Three Dimensional SCFT from M2 Branes at Conifold Singularities

TL;DR

The paper addresses the problem of identifying a three-dimensional SCFT dual to M-theory on $AdS_4 \times Q^{1,1,1}$ by studying M2 branes at a conifold singularity and exploiting a self-mirror duality in three dimensions. It constructs the horizon geometry $Q^{1,1,1}$ as the link of a Calabi–Yau canonical singularity $Y$, relates it to a complex blow-up of a related orbifold, and derives a $U(N) \times U(N)$ gauge theory with bifundamental matter that flows to an IR fixed point; this fixed point is then shown to be connected by a marginal deformation to the conifold theory, yielding the proposed $AdS_4 \times Q^{1,1,1}$ holographic dual.
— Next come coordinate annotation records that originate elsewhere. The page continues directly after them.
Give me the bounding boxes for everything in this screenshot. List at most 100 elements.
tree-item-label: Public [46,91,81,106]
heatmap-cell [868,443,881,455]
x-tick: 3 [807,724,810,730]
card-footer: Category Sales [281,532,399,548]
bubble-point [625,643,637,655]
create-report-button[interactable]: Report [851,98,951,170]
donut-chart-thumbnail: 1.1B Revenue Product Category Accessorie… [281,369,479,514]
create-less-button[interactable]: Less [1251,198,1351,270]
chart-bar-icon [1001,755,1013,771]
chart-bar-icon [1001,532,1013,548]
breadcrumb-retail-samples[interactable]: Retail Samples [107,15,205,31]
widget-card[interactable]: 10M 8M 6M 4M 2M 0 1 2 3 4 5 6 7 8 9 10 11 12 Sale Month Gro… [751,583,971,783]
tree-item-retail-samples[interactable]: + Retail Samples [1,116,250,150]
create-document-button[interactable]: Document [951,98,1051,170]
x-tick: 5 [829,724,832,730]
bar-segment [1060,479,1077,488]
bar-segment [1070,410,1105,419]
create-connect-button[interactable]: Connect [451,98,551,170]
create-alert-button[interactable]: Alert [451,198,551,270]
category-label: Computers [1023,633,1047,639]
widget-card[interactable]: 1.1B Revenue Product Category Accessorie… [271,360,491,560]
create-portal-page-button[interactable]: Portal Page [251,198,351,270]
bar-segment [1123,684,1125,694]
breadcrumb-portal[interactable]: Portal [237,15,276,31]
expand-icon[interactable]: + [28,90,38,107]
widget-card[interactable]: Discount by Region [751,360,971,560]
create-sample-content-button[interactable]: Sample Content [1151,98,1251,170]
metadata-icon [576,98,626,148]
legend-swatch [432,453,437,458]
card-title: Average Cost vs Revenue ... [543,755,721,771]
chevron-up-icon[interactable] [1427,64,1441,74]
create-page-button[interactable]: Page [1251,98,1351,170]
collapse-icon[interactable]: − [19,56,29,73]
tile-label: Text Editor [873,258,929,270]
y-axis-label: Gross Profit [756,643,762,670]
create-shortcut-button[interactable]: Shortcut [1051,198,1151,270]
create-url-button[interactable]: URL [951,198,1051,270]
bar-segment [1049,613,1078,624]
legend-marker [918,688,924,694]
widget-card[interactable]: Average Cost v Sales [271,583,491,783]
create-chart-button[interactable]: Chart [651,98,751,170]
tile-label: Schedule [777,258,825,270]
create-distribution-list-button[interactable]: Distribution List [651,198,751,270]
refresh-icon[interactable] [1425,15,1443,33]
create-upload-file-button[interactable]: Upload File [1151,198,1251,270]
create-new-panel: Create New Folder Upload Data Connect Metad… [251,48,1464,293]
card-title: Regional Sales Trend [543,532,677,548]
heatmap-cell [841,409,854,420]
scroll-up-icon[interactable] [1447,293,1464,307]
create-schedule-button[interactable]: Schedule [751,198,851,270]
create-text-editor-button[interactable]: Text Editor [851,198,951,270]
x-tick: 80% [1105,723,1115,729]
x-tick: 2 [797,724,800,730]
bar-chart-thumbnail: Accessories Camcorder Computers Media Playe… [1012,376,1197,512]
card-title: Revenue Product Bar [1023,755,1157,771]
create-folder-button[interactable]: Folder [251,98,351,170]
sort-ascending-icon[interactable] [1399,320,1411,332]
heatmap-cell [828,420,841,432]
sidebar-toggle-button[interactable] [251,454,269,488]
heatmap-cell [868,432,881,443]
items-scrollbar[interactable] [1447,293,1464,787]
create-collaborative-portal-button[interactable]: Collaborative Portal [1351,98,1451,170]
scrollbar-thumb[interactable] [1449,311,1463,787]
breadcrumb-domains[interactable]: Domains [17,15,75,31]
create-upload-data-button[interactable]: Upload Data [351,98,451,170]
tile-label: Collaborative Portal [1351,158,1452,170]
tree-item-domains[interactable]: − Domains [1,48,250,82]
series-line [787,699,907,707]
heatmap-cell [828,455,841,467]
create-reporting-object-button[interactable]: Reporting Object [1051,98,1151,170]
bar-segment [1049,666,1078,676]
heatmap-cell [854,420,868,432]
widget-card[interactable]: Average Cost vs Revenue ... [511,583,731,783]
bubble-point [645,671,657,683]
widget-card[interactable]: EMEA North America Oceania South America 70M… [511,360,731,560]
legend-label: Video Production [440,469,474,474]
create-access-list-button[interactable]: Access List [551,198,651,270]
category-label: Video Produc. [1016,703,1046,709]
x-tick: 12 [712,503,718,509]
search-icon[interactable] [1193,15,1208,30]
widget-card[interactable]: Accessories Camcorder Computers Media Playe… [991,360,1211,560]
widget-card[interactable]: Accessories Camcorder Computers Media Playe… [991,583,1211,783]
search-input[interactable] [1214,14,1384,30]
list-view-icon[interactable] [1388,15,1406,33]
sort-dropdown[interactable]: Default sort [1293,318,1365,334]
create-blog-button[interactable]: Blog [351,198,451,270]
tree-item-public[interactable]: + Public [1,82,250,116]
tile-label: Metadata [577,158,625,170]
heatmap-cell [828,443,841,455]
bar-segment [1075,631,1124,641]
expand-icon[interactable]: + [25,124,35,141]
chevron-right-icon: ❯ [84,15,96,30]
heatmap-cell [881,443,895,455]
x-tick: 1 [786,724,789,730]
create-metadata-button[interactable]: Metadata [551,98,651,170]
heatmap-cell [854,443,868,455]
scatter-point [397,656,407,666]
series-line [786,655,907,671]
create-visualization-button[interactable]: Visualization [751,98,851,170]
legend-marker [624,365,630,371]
Key contributions include a concrete 3d $\mathcal{N}=2$ field theory realizing the conifold moduli, a marginal operator connecting fixed points, and a geometric/topological bridge to the orbifold/blow-up picture, enriching the landscape of AdS4/CFT3 with Sasaki–Einstein horizons. The work advances understanding of how M2-brane dynamics at conifold-like singularities encode 3d SCFTs and their holographic descriptions, with potential implications for constructing and classifying such dual pairs.

Abstract

Recently it was conjectured that parallel branes at conical singularities are related to string/M theory on $AdS \times X$ where $X$ is an Einstein manifold. In this paper we consider coincident M2 branes near a conifold singularity when M theory is compactified on $AdS_4 \times Q^{1,1,1}$ where $Q^{1,1,1} = (SU(2) \times SU(2) \times SU(2))/(U(1) \times U(1))$ is a seven dimensional Sasaki-Einstein manifold. We argue that M theory on $AdS_4 \times Q^{1,1,1}$ can be described in terms of a three dimensional superconformal field theory.We use the fact that the three dimensional self-mirror duality is preserved by exact marginal operators, as observed by Strassler.